Norbert Oberhaus, Jan van Weegen, vor zehn Jahren haben Sie zusammen mit anderen Veranstaltern die Klubkomm gegründet, den Interessenverband der Kölner Musikclubs. Wie schwierig war es damals, sich zusammenzuraufen?Oberhaus: Es gab in Köln schon Ende der 1990er Jahre erste Versuche, einen Verband zu gründen. Es lag in der Luft, dass wir so etwas machen müssten. Als wir das CC 4711 in Ehrenfeld gegründet hatten, hatten wir dann viele der Akteure unter einem Dach. Da war — auch mit dem c/o pop Festival, das sich gefestigt hatte – die richtige Energie und Stimmung da: Jetzt lass es uns doch anpacken. In Köln hatte man sich unter den Clubs immer schon geholfen und miteinander gesprochen, da gab es nie dieses ausgeprägte Konkurrenzdenken. Der Gründungsprozess war manchmal zäh, aber als wir im März 2010 alle im Stadtgarten zusammensaßen, war das ein toller Moment. Jetzt in der Krise zeigt es sich ja, wie wertvoll das ist, dass man als Sparte gut organisiert ist. Jetzt können wir handeln und reagieren.
van Weegen: Es ist auch toll, was im Laufe der Jahre an neuen, jungen Akteuren zur Klubkomm dazu gestoßen ist. Wir haben gerade mit dem Lockdown gesehen, wie wichtig die Expertise ist, die diese Digital Natives mitbringen. In Windeseile wurde da ein digitales Format geschaffen, der Cologne-Culture-Stream.
Oberhaus: In den vergangenen fünf Jahren sind viele dazu gekommen, deren Club-Verständnis sehr politisch ist. Da geht es um den Club als Begegnungsstätte, als Orte, an dem neue Ideen entstehen.
van Weegen: Leute, die einen Club betreiben wollen, entscheiden sich ja für einen ziemlich schwierigen Weg. Das ist keine besonders ratsame Karriere-Entscheidung, da steht immer eine bestimmte Haltung dahinter.
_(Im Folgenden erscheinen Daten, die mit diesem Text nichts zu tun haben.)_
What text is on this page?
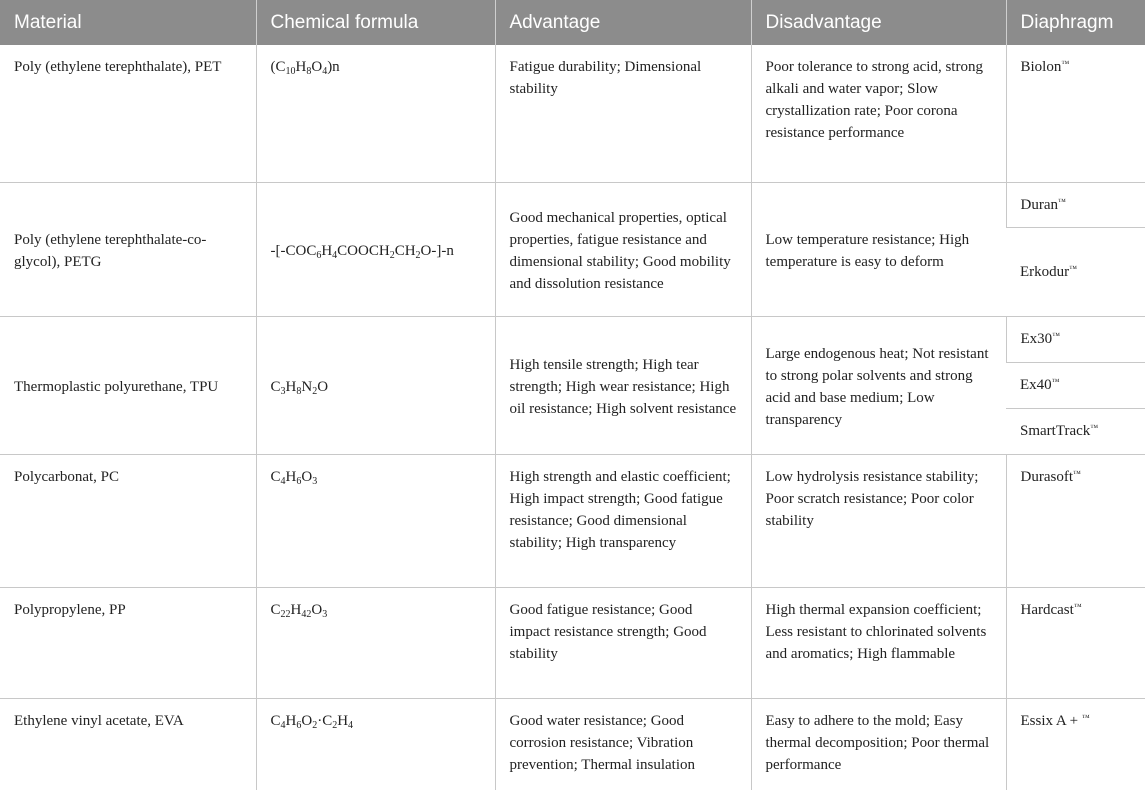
Material	Chemical formula	Advantage	Disadvantage	Diaphragm
Poly (ethylene terephthalate), PET	$(C_{10}H_8O_4)n$	Fatigue durability; Dimensional stability	Poor tolerance to strong acid, strong alkali and water vapor; Slow crystallization rate; Poor corona resistance performance	Biolon™
Poly (ethylene terephthalate-co-glycol), PETG	$-[-COC_6H_4COOCH_2CH_2O-]-n$	Good mechanical properties, optical properties, fatigue resistance and dimensional stability; Good mobility and dissolution resistance	Low temperature resistance; High temperature is easy to deform	Duran™
				Erkodur™
Thermoplastic polyurethane, TPU	$C_3H_8N_2O$	High tensile strength; High tear strength; High wear resistance; High oil resistance; High solvent resistance	Large endogenous heat; Not resistant to strong polar solvents and strong acid and base medium; Low transparency	Ex30™
				Ex40™
				SmartTrack™
Polycarbonat, PC	$C_4H_6O_3$	High strength and elastic coefficient; High impact strength; Good fatigue resistance; Good dimensional stability; High transparency	Low hydrolysis resistance stability; Poor scratch resistance; Poor color stability	Durasoft™
Polypropylene, PP	$C_{22}H_{42}O_3$	Good fatigue resistance; Good impact resistance strength; Good stability	High thermal expansion coefficient; Less resistant to chlorinated solvents and aromatics; High flammable	Hardcast™
Ethylene vinyl acetate, EVA	$C_4H_6O_2\cdot C_2H_4$	Good water resistance; Good corrosion resistance; Vibration prevention; Thermal insulation	Easy to adhere to the mold; Easy thermal decomposition; Poor thermal performance	Essix A + ™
Oberhaus: Das Gute ist, dass die kulturpolitische Bedeutung der Clubs inzwischen auch in der Politik angekommen ist. Diese höhere Akzeptanz und Wertschätzung ist enorm wichtig.
Was Ihnen jetzt, in der größten Krise, die Deutschlands Clubkultur jemals durchstehen muss, bestimmt geholfen hat?
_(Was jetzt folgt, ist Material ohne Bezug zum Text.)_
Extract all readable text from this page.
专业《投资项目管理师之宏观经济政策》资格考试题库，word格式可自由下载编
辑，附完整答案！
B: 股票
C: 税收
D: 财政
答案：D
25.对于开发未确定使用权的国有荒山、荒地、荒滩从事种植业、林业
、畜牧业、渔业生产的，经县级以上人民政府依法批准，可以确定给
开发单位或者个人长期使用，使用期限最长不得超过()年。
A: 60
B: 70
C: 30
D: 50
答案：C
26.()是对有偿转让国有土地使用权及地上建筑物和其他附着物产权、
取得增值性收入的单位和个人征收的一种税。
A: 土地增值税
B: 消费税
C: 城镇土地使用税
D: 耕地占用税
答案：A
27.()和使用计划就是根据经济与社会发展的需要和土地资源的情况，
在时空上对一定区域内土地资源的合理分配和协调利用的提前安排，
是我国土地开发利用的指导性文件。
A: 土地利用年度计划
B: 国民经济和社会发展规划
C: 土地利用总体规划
Oberhaus: Die politische Willensbekundung „Wir wollen helfen“, die kam sehr schnell. Natürlich war das dann ein längerer Weg, dann musste ja auch viel formal geregelt werden. Wir arbeiten schon seit ein paar Jahren gut und vertrauensvoll mit der Stadt zusammen, aber das hatte noch mal eine ganz neue Qualität. Letztendlich waren wir in Köln bundesweit die ersten, die einen Hilfsfond für Clubs und Spielstätten aufgelegt haben.
van Weegen: Allein für diese Krisensituation, in der uns ja unsere Geschäftsgrundlage entzogen worden ist, hat es sich gelohnt, dass wir uns in der Klubkomm zusammen gefunden haben, dass wir unsere Interessen gebündelt formulieren können.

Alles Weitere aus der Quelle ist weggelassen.